History Welcomes New Faculty: Professor Jilene Chua

The History Department is excited to announce that Jilene Chua will be joining our faculty as Assistant Professor of History!

Jilene Chua is a socio-cultural legal historian of US race and empire, focusing on the Philippines. She was born in Manila—the capital city of the Philippines—and largely grew up in Richland, Washington. Her current project investigates how Chinese migrants troubled US empire in the Philippines in the first half of the twentieth century. In response to scholarship that has predominantly emphasized the Philippines as a US colony, she argues that the Philippines were also part of vibrant and longstanding Southeast Asian networks which complicated and, sometimes, undermined US colonial governance.
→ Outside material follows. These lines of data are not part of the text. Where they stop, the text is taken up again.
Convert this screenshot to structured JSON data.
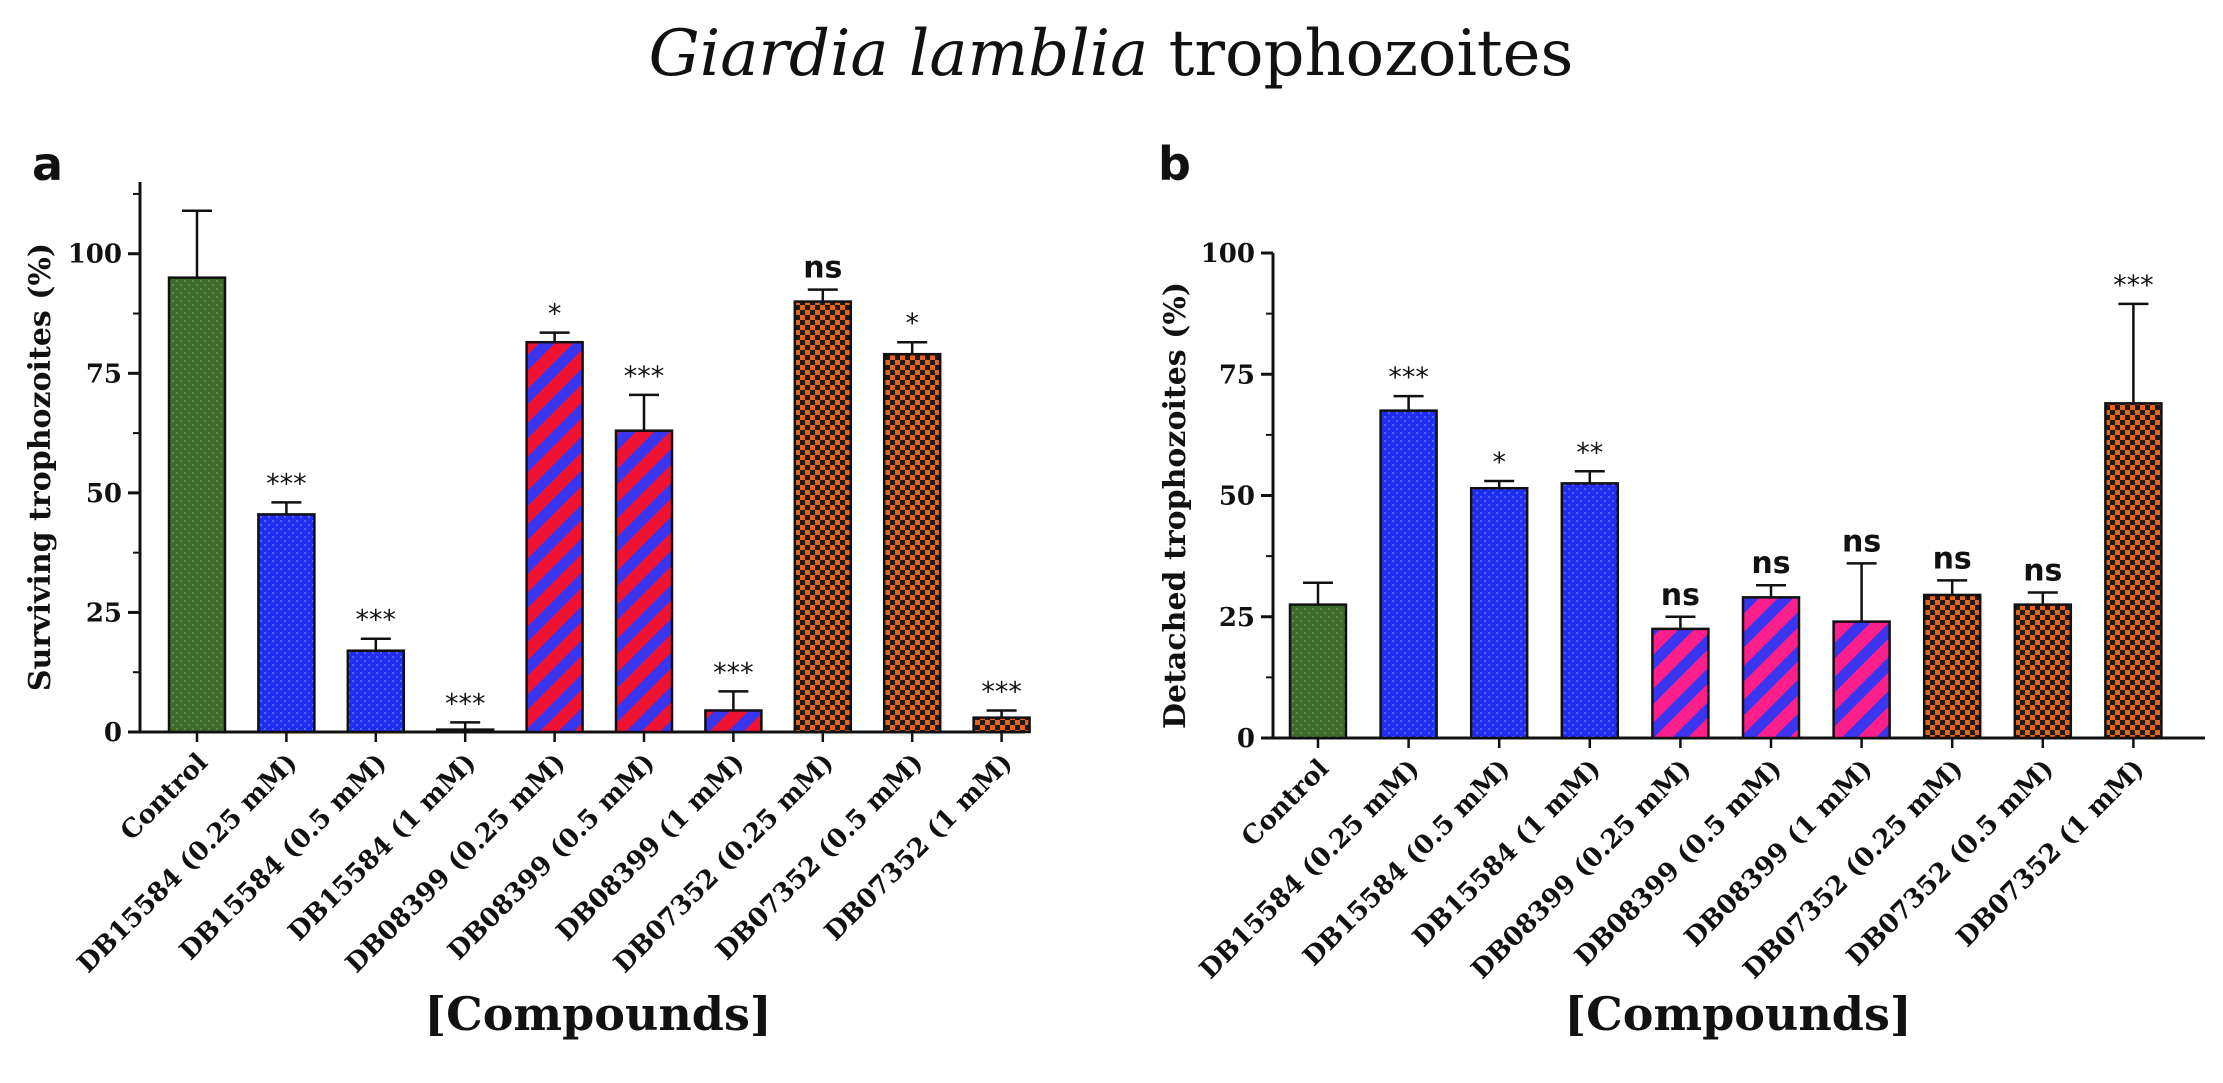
{
  "figure": {
    "title_italic": "Giardia lamblia",
    "title_plain": " trophozoites"
  },
  "colors": {
    "control": "#3f6b2c",
    "db15584": "#1f2cf2",
    "db08399_a": "#f01232",
    "db08399_b": "#ff1f8a",
    "db08399_stripe": "#3a35ee",
    "db07352": "#e8641c",
    "db07352_check": "#1b1b1b",
    "axis": "#111111"
  },
  "chart_data": [
    {
      "type": "bar",
      "panel": "a",
      "title": "",
      "ylabel": "Surviving trophozoites (%)",
      "xlabel": "[Compounds]",
      "ylim": [
        0,
        115
      ],
      "yticks": [
        0,
        25,
        50,
        75,
        100
      ],
      "grid": false,
      "categories": [
        "Control",
        "DB15584 (0.25 mM)",
        "DB15584 (0.5 mM)",
        "DB15584 (1 mM)",
        "DB08399 (0.25 mM)",
        "DB08399 (0.5  mM)",
        "DB08399 (1 mM)",
        "DB07352 (0.25 mM)",
        "DB07352 (0.5  mM)",
        "DB07352 (1 mM)"
      ],
      "values": [
        95,
        45.5,
        17,
        0.5,
        81.5,
        63,
        4.5,
        90,
        79,
        3
      ],
      "errors": [
        14,
        2.5,
        2.5,
        1.5,
        2,
        7.5,
        4,
        2.5,
        2.5,
        1.5
      ],
      "significance": [
        "",
        "***",
        "***",
        "***",
        "*",
        "***",
        "***",
        "ns",
        "*",
        "***"
      ],
      "fills": [
        "control",
        "db15584",
        "db15584",
        "db15584",
        "db08399_a",
        "db08399_a",
        "db08399_a",
        "db07352",
        "db07352",
        "db07352"
      ]
    },
    {
      "type": "bar",
      "panel": "b",
      "title": "",
      "ylabel": "Detached trophozoites (%)",
      "xlabel": "[Compounds]",
      "ylim": [
        0,
        100
      ],
      "yticks": [
        0,
        25,
        50,
        75,
        100
      ],
      "grid": false,
      "categories": [
        "Control",
        "DB15584 (0.25 mM)",
        "DB15584 (0.5 mM)",
        "DB15584 (1 mM)",
        "DB08399 (0.25 mM)",
        "DB08399 (0.5  mM)",
        "DB08399 (1 mM)",
        "DB07352 (0.25 mM)",
        "DB07352 (0.5  mM)",
        "DB07352 (1 mM)"
      ],
      "values": [
        27.5,
        67.5,
        51.5,
        52.5,
        22.5,
        29,
        24,
        29.5,
        27.5,
        69
      ],
      "errors": [
        4.5,
        3,
        1.5,
        2.5,
        2.5,
        2.5,
        12,
        3,
        2.5,
        20.5
      ],
      "significance": [
        "",
        "***",
        "*",
        "**",
        "ns",
        "ns",
        "ns",
        "ns",
        "ns",
        "***"
      ],
      "fills": [
        "control",
        "db15584",
        "db15584",
        "db15584",
        "db08399_b",
        "db08399_b",
        "db08399_b",
        "db07352",
        "db07352",
        "db07352"
      ]
    }
  ]
}
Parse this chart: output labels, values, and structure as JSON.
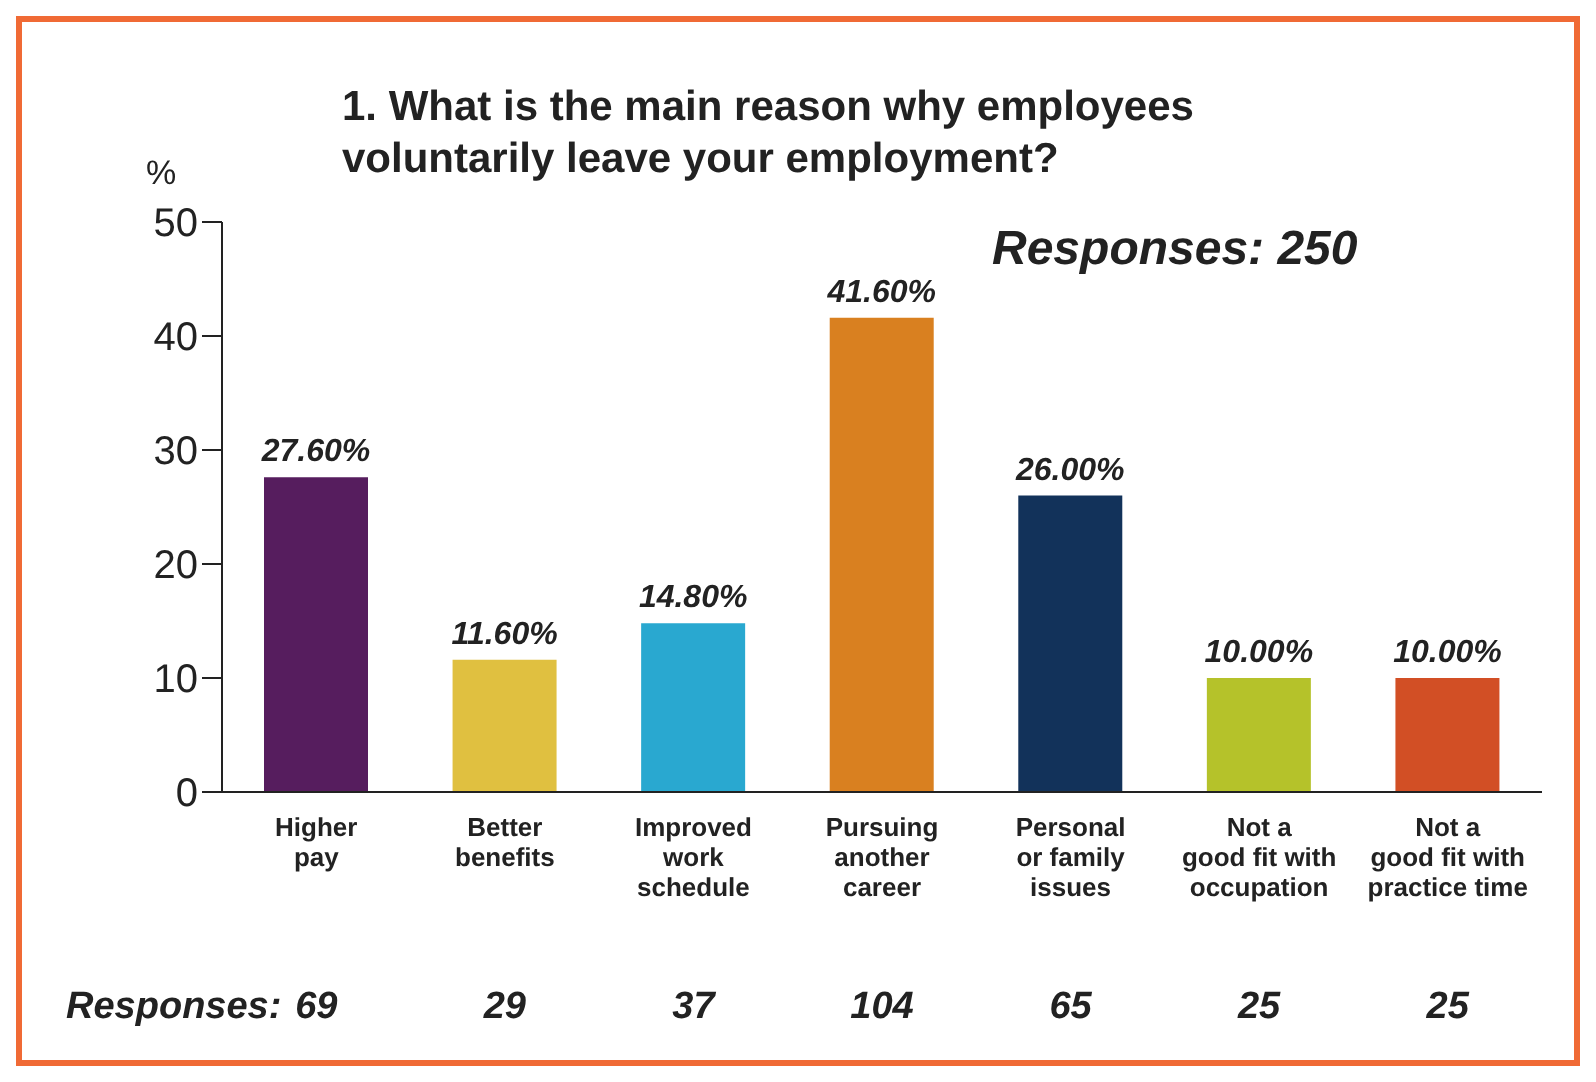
{
  "chart_data": {
    "type": "bar",
    "title": "1. What is the main reason why employees\nvoluntarily leave your employment?",
    "ylabel": "%",
    "categories": [
      "Higher\npay",
      "Better\nbenefits",
      "Improved\nwork\nschedule",
      "Pursuing\nanother\ncareer",
      "Personal\nor family\nissues",
      "Not a\ngood fit with\noccupation",
      "Not a\ngood fit with\npractice time"
    ],
    "values": [
      27.6,
      11.6,
      14.8,
      41.6,
      26.0,
      10.0,
      10.0
    ],
    "value_labels": [
      "27.60%",
      "11.60%",
      "14.80%",
      "41.60%",
      "26.00%",
      "10.00%",
      "10.00%"
    ],
    "colors": [
      "#561d5e",
      "#e0c040",
      "#29a8d0",
      "#d98020",
      "#12325a",
      "#b5c22a",
      "#d24f25"
    ],
    "ylim": [
      0,
      50
    ],
    "yticks": [
      0,
      10,
      20,
      30,
      40,
      50
    ],
    "grid": false,
    "legend": false,
    "annotations": [
      "Responses:  250",
      "Responses:",
      "69",
      "29",
      "37",
      "104",
      "65",
      "25",
      "25"
    ]
  }
}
This research has benefitted from her background as a Philippine Hokkien speaker; time she spent re-learning Tagalog at the University of Wisconsin-Madison’s Southeast Asian Studies Summer Institute (SEASSI); and from being a Visiting Researcher at the Center for Southeast Asian Studies in Kyoto University (Japan) and at the Ateneo de Manila University (Philippines). Her project has also received support from the Fulbright Program, the American Society for Legal History, the Society for Historians of American Foreign Relations, among others. This June, she will complete her PhD in History from Johns Hopkins University. At BU, she will teach courses related to Asian American history, the Philippines, and comparative racial regimes.

This fall, Professor Chua will be teaching HI 372: Power and Pleasure in Asian America and HI 400 B1: Topics in History (Paper Children, Tiger Parents: Capitalism and Asian American Families).